El amor sale por la ventana cuando la puerta de la casa da el último portazo. Entonces el eco se queda en soledad mirando a la pared.

-.-.-.-.-.-

Sí, quiero, me dijiste. O más bien, se lo dijiste al cura. Yo también recuerdo haberlo dicho. Desde entonces no me has vuelto a decir nada. Yo tampoco me escucho ya decirnos.

-.-.-.-.-.-.

O la moto o yo, te di a elegir. Escogiste la moto. Tú fuiste libre. Y yo me sentí estúpida. Sola. Lenta.

-.-.-.-.-.-.

La soledad me quiere y me abraza con ternura; y yo me escapo.

-.-.-.-.-.-.



De madrugada somos unos extraños para nosotros mismos. A oscuras todavía no reconocemos que estamos solos.

-.-.-.-.-.-.



Cuando llegues al Sol dejarás de sentirte sola.

Quizá necesite la luz de la Luna, para que mi sombra brille. Ya estaré acompañada.

-.-.-.-.-.-.



Miro tus ojos, pero tus ojos no me ven. Escucho tu risa; tus oídos están sordos a mis ideas. Quiero tocar tu cuerpo, fundirnos dos en uno. Pero tú huyes y mi cuerpo se deshace en lágrimas. Y me voy al mar; allí me hundo, despacio, sola, muda, cansada.

-.-.-.-.-.-.



Tu deseo cambió de estrategia. Encontró a otra. Ahora mi deseo está solo. Y se muere.

-.-.-.-.-.-.



Ya es invierno, las luces se apagan, las almas vagan en la noche, perdidas entre hojas secas, llamándose. Ya nadie escucha. Ya está oscuro. Ya llegó el frío a todas las almas.

-.-.-.-.-.-.



Cuando ella te agarra con sus brazos fuertes ya no hay escapatoria. Aunque sueñes con los abrazos de otro, ella ya te ha cazado. Sola, enamorada de un sueño cálido.

-.-.-.-.-.-.



Cuando todo se quedó en silencio, algo luchó por salir de tus labios. Al borde de ti mismo quedaste. No pude ayudarte, temiendo caer al fondo del barranco. Tú caíste. Te quedaste allí abajo, solo. Como muerto. Yo, desde arriba, derramé una lágrima por ti. Sola. Y viva.

-.-.-.-.-.-.

Mi soledad y yo acompañamos al cubo de helado la tarde que tú decidiste que ya estabas cansado de vivir así.

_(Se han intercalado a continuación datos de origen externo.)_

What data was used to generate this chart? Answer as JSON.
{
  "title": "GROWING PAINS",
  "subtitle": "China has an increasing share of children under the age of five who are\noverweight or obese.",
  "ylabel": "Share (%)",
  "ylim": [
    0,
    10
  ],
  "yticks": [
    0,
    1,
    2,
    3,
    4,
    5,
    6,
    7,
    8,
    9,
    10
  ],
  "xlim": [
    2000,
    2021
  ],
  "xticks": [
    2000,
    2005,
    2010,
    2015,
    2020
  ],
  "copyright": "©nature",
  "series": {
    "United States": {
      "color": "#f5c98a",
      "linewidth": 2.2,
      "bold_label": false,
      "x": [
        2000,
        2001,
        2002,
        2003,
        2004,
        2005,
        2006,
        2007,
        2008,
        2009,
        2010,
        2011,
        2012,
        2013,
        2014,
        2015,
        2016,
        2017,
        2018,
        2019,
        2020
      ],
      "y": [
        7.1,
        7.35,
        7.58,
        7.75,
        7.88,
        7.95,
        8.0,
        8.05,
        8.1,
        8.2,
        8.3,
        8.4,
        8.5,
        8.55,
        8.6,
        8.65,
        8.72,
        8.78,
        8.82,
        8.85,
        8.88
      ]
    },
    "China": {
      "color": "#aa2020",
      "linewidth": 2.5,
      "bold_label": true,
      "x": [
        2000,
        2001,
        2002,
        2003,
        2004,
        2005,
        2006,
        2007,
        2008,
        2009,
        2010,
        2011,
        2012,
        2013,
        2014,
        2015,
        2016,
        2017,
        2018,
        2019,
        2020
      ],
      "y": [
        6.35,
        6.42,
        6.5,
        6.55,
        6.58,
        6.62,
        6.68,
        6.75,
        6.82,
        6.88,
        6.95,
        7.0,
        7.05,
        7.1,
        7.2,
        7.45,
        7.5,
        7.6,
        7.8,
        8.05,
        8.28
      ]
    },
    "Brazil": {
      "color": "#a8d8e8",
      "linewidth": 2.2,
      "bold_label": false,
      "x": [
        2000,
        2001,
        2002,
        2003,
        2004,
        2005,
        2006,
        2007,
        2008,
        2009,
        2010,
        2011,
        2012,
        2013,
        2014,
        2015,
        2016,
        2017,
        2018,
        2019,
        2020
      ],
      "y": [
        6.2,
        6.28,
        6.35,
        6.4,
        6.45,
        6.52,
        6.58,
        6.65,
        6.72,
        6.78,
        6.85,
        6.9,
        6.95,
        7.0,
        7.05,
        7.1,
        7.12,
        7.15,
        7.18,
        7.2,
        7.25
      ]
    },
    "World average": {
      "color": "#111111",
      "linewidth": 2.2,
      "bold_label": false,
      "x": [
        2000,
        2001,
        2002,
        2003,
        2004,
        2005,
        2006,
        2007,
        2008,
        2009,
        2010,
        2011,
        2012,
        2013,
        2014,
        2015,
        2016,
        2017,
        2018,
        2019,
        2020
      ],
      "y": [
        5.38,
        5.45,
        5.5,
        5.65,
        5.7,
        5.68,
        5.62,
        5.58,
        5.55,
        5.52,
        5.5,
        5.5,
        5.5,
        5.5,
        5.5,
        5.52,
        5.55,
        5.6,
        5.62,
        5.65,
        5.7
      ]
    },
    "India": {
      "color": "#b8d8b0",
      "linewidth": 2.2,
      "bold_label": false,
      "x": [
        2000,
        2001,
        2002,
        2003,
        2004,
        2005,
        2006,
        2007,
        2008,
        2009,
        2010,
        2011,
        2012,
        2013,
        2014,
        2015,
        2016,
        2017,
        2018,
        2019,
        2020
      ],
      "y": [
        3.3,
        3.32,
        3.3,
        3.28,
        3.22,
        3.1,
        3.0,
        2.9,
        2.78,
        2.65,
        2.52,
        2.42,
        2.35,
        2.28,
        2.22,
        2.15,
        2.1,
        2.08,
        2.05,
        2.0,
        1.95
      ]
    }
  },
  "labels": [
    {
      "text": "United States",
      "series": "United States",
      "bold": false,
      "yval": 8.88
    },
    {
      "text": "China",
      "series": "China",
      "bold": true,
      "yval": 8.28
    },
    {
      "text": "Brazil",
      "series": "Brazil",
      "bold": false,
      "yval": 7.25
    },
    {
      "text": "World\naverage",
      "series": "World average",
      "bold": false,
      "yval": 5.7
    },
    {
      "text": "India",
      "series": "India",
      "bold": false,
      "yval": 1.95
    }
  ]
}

  • ¿Así? ¿Cómo? ¿Conmigo?, le pregunté.

  • No, así,… Solos los dos. –respondió- Necesito algo.

  • ¿Un menage a trois?, inquirí.

  • No, es algo más profundo que eso.

  • Un psicólogo, tal vez…, sugerí entonces.

  • No, no estoy loco, ni depresivo, ni… Pero me falta…

Tal vez era él que sobraba en su soledad de dos.